How to make it check the all index ?
package com.codegym.task.task07.task0716;
import java.util.ArrayList;
/*
R or L
*/
public class Solution {
public static void main(String[] args) throws Exception {
ArrayList<String> list = new ArrayList<String>();
list.add("rose"); // 0
list.add("love"); // 1
list.add("lyre"); // 2
list = fix(list);
for (String s : list) {
System.out.println(s);
}
}
public static ArrayList<String> fix(ArrayList<String> list) {
for (int i = 0; i < list.size(); i++)
{
list.get(i);
if (list.get(i).contains("r") && !list.get(i).contains("l"))
{
list.remove(i);
}
else if (list.get(i).contains("l") && !list.get(i).contains("r"))
{
list.add(list.get(i));
}
else if (list.get(i).contains("r") && list.get(i).contains("l"))
{
continue;
}
}
return list;
}
}
Canot get it
Under discussion
Comments (2)
- Popular
- New
- Old
You must be signed in to leave a comment
ira.iurciuc
14 February 2019, 12:45
My solution:
- create a new ArrayList in the fix() method
- if the element of list contains "r" and does not contain "l" remove it and then decrement i
- if the element of list contains "l" and does not contain "r" send it to the new ArrayList twice, (send the original and the duplicate)

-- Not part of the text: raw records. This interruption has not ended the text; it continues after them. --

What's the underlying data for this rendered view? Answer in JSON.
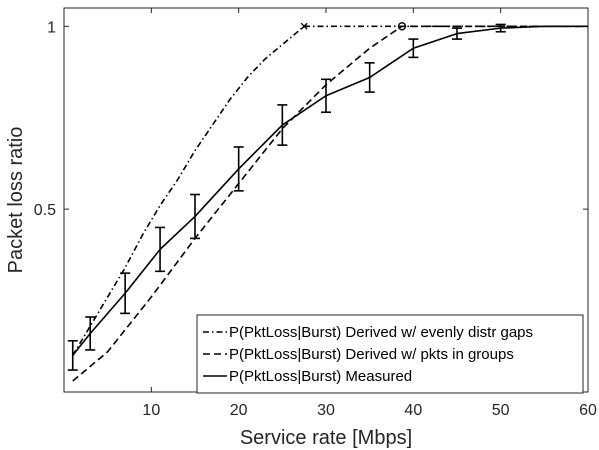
{
  "chart_data": {
    "type": "line",
    "title": "",
    "xlabel": "Service rate [Mbps]",
    "ylabel": "Packet loss ratio",
    "xlim": [
      0,
      60
    ],
    "ylim": [
      0,
      1.05
    ],
    "xticks": [
      10,
      20,
      30,
      40,
      50,
      60
    ],
    "xtick_labels": [
      "10",
      "20",
      "30",
      "40",
      "50",
      "60"
    ],
    "yticks": [
      0.5,
      1
    ],
    "ytick_labels": [
      "0.5",
      "1"
    ],
    "grid": false,
    "legend_position": "bottom-right",
    "series": [
      {
        "name": "P(PktLoss|Burst) Derived w/ evenly distr gaps",
        "style": "dashdot",
        "color": "#000000",
        "end_marker": "x",
        "x": [
          1,
          3,
          5,
          7,
          9,
          11,
          13,
          15,
          17,
          19,
          21,
          23,
          25,
          27.5,
          30,
          35,
          40,
          45,
          50,
          55,
          60
        ],
        "y": [
          0.1,
          0.18,
          0.26,
          0.34,
          0.43,
          0.51,
          0.58,
          0.66,
          0.73,
          0.8,
          0.86,
          0.91,
          0.95,
          1.0,
          1.0,
          1.0,
          1.0,
          1.0,
          1.0,
          1.0,
          1.0
        ]
      },
      {
        "name": "P(PktLoss|Burst) Derived w/ pkts in groups",
        "style": "dashed",
        "color": "#000000",
        "end_marker": "o",
        "x": [
          1,
          5,
          10,
          15,
          20,
          25,
          30,
          35,
          38.7,
          40,
          45,
          50,
          55,
          60
        ],
        "y": [
          0.03,
          0.11,
          0.26,
          0.42,
          0.57,
          0.72,
          0.84,
          0.94,
          1.0,
          1.0,
          1.0,
          1.0,
          1.0,
          1.0
        ]
      },
      {
        "name": "P(PktLoss|Burst) Measured",
        "style": "solid",
        "color": "#000000",
        "x": [
          1,
          3,
          7,
          11,
          15,
          20,
          25,
          30,
          35,
          40,
          45,
          50,
          55,
          60
        ],
        "y": [
          0.1,
          0.16,
          0.27,
          0.39,
          0.48,
          0.61,
          0.73,
          0.81,
          0.86,
          0.94,
          0.98,
          0.995,
          1.0,
          1.0
        ],
        "error": [
          0.04,
          0.045,
          0.055,
          0.06,
          0.06,
          0.06,
          0.055,
          0.045,
          0.04,
          0.025,
          0.015,
          0.01,
          0.0,
          0.0
        ]
      }
    ]
  }
}
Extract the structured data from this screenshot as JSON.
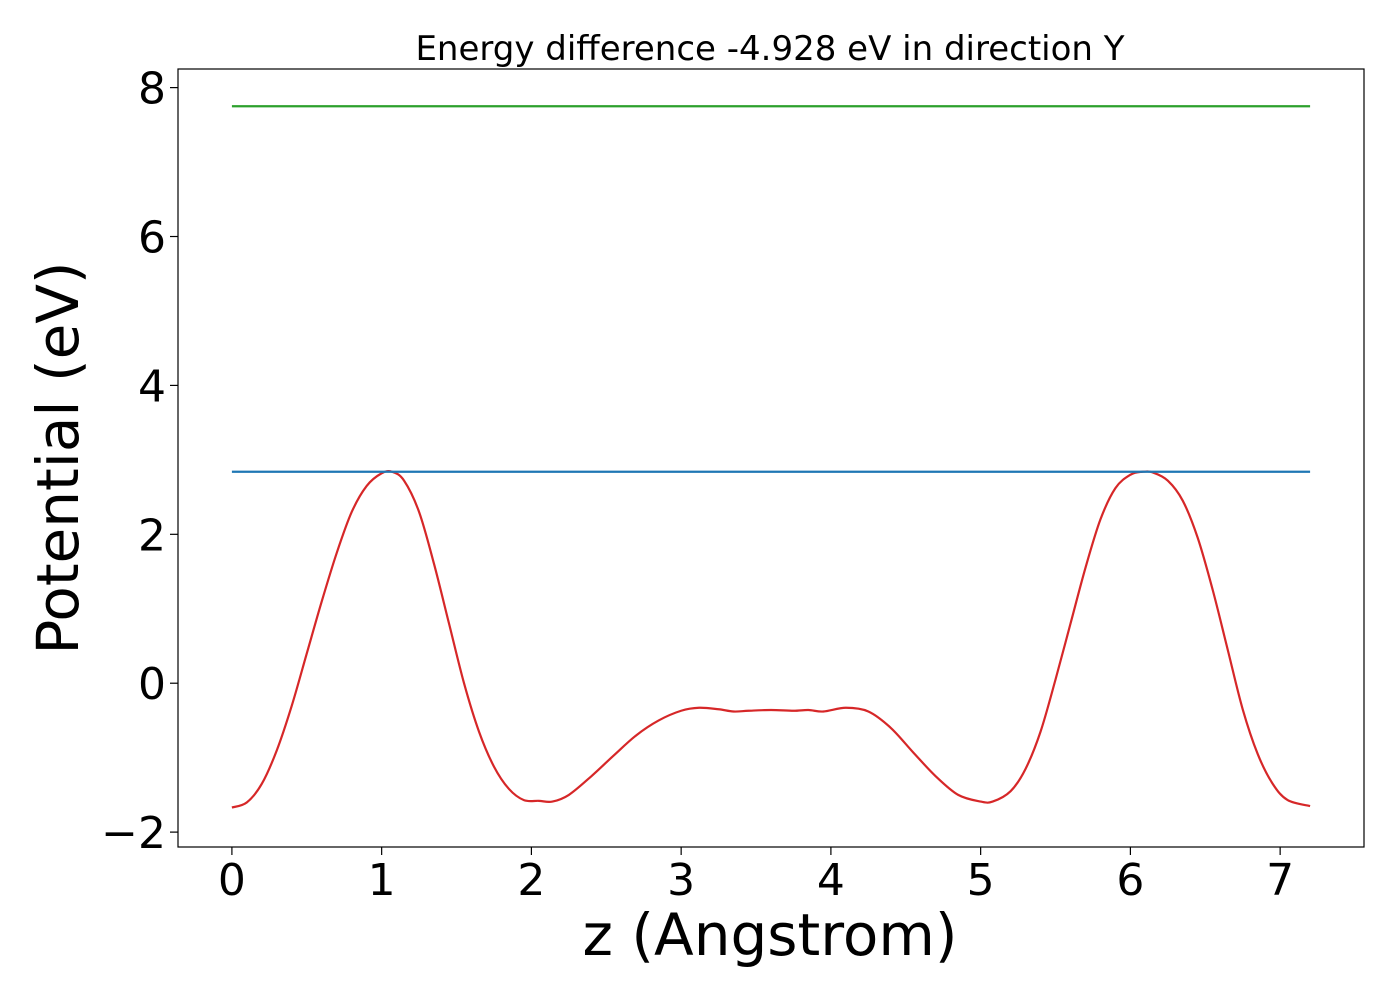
{
  "chart_data": {
    "type": "line",
    "title": "Energy difference -4.928 eV in direction Y",
    "xlabel": "z (Angstrom)",
    "ylabel": "Potential (eV)",
    "xlim": [
      -0.36,
      7.56
    ],
    "ylim": [
      -2.2,
      8.25
    ],
    "xticks": [
      0,
      1,
      2,
      3,
      4,
      5,
      6,
      7
    ],
    "xtick_labels": [
      "0",
      "1",
      "2",
      "3",
      "4",
      "5",
      "6",
      "7"
    ],
    "yticks": [
      -2,
      0,
      2,
      4,
      6,
      8
    ],
    "ytick_labels": [
      "−2",
      "0",
      "2",
      "4",
      "6",
      "8"
    ],
    "grid": false,
    "series": [
      {
        "color": "#d62728",
        "x": [
          0,
          0.1,
          0.2,
          0.3,
          0.4,
          0.5,
          0.6,
          0.7,
          0.8,
          0.9,
          1.0,
          1.07,
          1.15,
          1.25,
          1.35,
          1.45,
          1.55,
          1.65,
          1.75,
          1.85,
          1.95,
          2.05,
          2.14,
          2.25,
          2.4,
          2.55,
          2.7,
          2.85,
          3.0,
          3.12,
          3.25,
          3.35,
          3.45,
          3.6,
          3.75,
          3.85,
          3.95,
          4.1,
          4.25,
          4.4,
          4.55,
          4.7,
          4.85,
          5.0,
          5.08,
          5.2,
          5.3,
          5.4,
          5.5,
          5.6,
          5.7,
          5.8,
          5.9,
          6.0,
          6.08,
          6.15,
          6.25,
          6.35,
          6.45,
          6.55,
          6.65,
          6.75,
          6.85,
          6.95,
          7.05,
          7.2
        ],
        "y": [
          -1.67,
          -1.6,
          -1.35,
          -0.9,
          -0.3,
          0.4,
          1.1,
          1.75,
          2.3,
          2.65,
          2.82,
          2.84,
          2.72,
          2.3,
          1.6,
          0.8,
          0.0,
          -0.65,
          -1.12,
          -1.42,
          -1.57,
          -1.58,
          -1.59,
          -1.5,
          -1.25,
          -0.97,
          -0.7,
          -0.5,
          -0.37,
          -0.33,
          -0.35,
          -0.38,
          -0.37,
          -0.36,
          -0.37,
          -0.36,
          -0.38,
          -0.33,
          -0.38,
          -0.6,
          -0.93,
          -1.25,
          -1.5,
          -1.59,
          -1.59,
          -1.45,
          -1.15,
          -0.65,
          0.05,
          0.8,
          1.55,
          2.2,
          2.62,
          2.8,
          2.84,
          2.83,
          2.72,
          2.45,
          1.95,
          1.25,
          0.45,
          -0.35,
          -0.95,
          -1.35,
          -1.57,
          -1.65
        ]
      },
      {
        "color": "#1f77b4",
        "x": [
          0,
          7.2
        ],
        "y": [
          2.84,
          2.84
        ]
      },
      {
        "color": "#2ca02c",
        "x": [
          0,
          7.2
        ],
        "y": [
          7.75,
          7.75
        ]
      }
    ]
  }
}
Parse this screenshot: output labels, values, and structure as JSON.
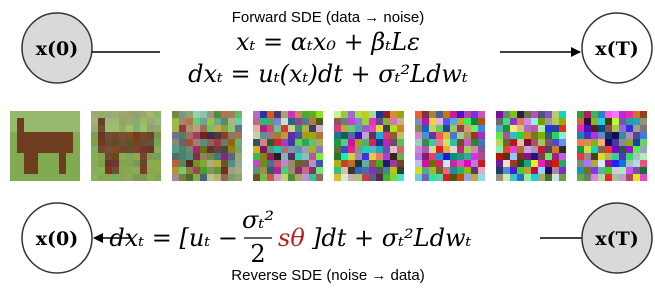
{
  "forward": {
    "title": "Forward SDE (data → noise)",
    "equation_1": "xₜ = αₜx₀ + βₜLε",
    "equation_2": "dxₜ = uₜ(xₜ)dt + σₜ²Ldwₜ"
  },
  "reverse": {
    "title": "Reverse SDE (noise → data)",
    "equation": {
      "left": "dxₜ = [uₜ −",
      "numerator": "σₜ²",
      "denominator": "2",
      "score": "sθ",
      "right": "]dt + σₜ²Ldwₜ"
    }
  },
  "nodes": {
    "top_left": "x(0)",
    "top_right": "x(T)",
    "bottom_left": "x(0)",
    "bottom_right": "x(T)"
  }
}
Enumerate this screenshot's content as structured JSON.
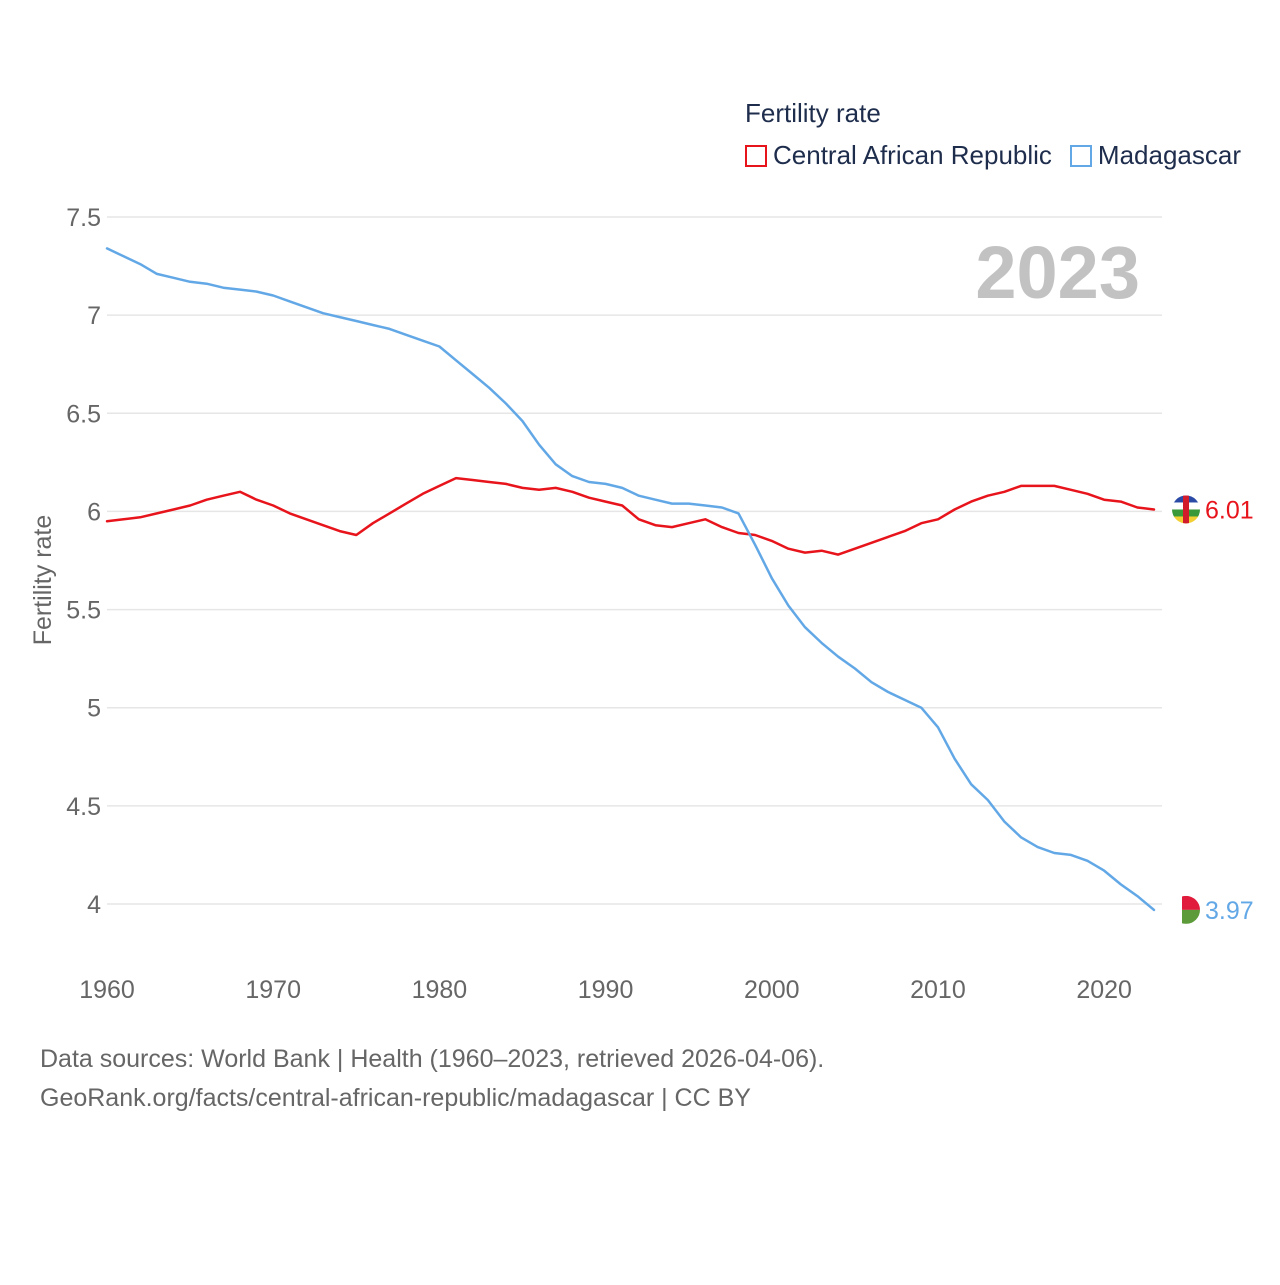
{
  "legend": {
    "title": "Fertility rate",
    "items": [
      {
        "label": "Central African Republic",
        "color": "#e8141c"
      },
      {
        "label": "Madagascar",
        "color": "#63a8e6"
      }
    ]
  },
  "year_label": "2023",
  "sources": {
    "line1": "Data sources: World Bank | Health (1960–2023, retrieved 2026-04-06).",
    "line2": "GeoRank.org/facts/central-african-republic/madagascar | CC BY"
  },
  "chart_data": {
    "type": "line",
    "title": "Fertility rate",
    "ylabel": "Fertility rate",
    "xlabel": "",
    "xlim": [
      1960,
      2023
    ],
    "ylim": [
      3.75,
      7.6
    ],
    "xticks": [
      1960,
      1970,
      1980,
      1990,
      2000,
      2010,
      2020
    ],
    "yticks": [
      {
        "value": 4,
        "label": "4"
      },
      {
        "value": 4.5,
        "label": "4.5"
      },
      {
        "value": 5,
        "label": "5"
      },
      {
        "value": 5.5,
        "label": "5.5"
      },
      {
        "value": 6,
        "label": "6"
      },
      {
        "value": 6.5,
        "label": "6.5"
      },
      {
        "value": 7,
        "label": "7"
      },
      {
        "value": 7.5,
        "label": "7.5"
      }
    ],
    "grid": true,
    "legend_position": "top-right",
    "x": [
      1960,
      1961,
      1962,
      1963,
      1964,
      1965,
      1966,
      1967,
      1968,
      1969,
      1970,
      1971,
      1972,
      1973,
      1974,
      1975,
      1976,
      1977,
      1978,
      1979,
      1980,
      1981,
      1982,
      1983,
      1984,
      1985,
      1986,
      1987,
      1988,
      1989,
      1990,
      1991,
      1992,
      1993,
      1994,
      1995,
      1996,
      1997,
      1998,
      1999,
      2000,
      2001,
      2002,
      2003,
      2004,
      2005,
      2006,
      2007,
      2008,
      2009,
      2010,
      2011,
      2012,
      2013,
      2014,
      2015,
      2016,
      2017,
      2018,
      2019,
      2020,
      2021,
      2022,
      2023
    ],
    "series": [
      {
        "name": "Central African Republic",
        "color": "#e8141c",
        "end_label": "6.01",
        "values": [
          5.95,
          5.96,
          5.97,
          5.99,
          6.01,
          6.03,
          6.06,
          6.08,
          6.1,
          6.06,
          6.03,
          5.99,
          5.96,
          5.93,
          5.9,
          5.88,
          5.94,
          5.99,
          6.04,
          6.09,
          6.13,
          6.17,
          6.16,
          6.15,
          6.14,
          6.12,
          6.11,
          6.12,
          6.1,
          6.07,
          6.05,
          6.03,
          5.96,
          5.93,
          5.92,
          5.94,
          5.96,
          5.92,
          5.89,
          5.88,
          5.85,
          5.81,
          5.79,
          5.8,
          5.78,
          5.81,
          5.84,
          5.87,
          5.9,
          5.94,
          5.96,
          6.01,
          6.05,
          6.08,
          6.1,
          6.13,
          6.13,
          6.13,
          6.11,
          6.09,
          6.06,
          6.05,
          6.02,
          6.01
        ]
      },
      {
        "name": "Madagascar",
        "color": "#63a8e6",
        "end_label": "3.97",
        "values": [
          7.34,
          7.3,
          7.26,
          7.21,
          7.19,
          7.17,
          7.16,
          7.14,
          7.13,
          7.12,
          7.1,
          7.07,
          7.04,
          7.01,
          6.99,
          6.97,
          6.95,
          6.93,
          6.9,
          6.87,
          6.84,
          6.77,
          6.7,
          6.63,
          6.55,
          6.46,
          6.34,
          6.24,
          6.18,
          6.15,
          6.14,
          6.12,
          6.08,
          6.06,
          6.04,
          6.04,
          6.03,
          6.02,
          5.99,
          5.83,
          5.66,
          5.52,
          5.41,
          5.33,
          5.26,
          5.2,
          5.13,
          5.08,
          5.04,
          5.0,
          4.9,
          4.74,
          4.61,
          4.53,
          4.42,
          4.34,
          4.29,
          4.26,
          4.25,
          4.22,
          4.17,
          4.1,
          4.04,
          3.97
        ]
      }
    ]
  }
}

- if the element of list does not contain "r" either "l", send the element to the new ArrayList without doing anything with it
+2
Syed Tayyab ul Mazhar
28 January 2019, 07:44
Removing causes the list size to decrease by 1, this causes the elements to shift back, because of which an element that had index 2, will have index 1 after an element from index 1 is removed, and because index 1 has already been checked, it won't be checked again. So among other things, you need to decrease i by 1 after removing an element.
There is something else that you need to do, besides decrementing i, which I'll leave to you.
0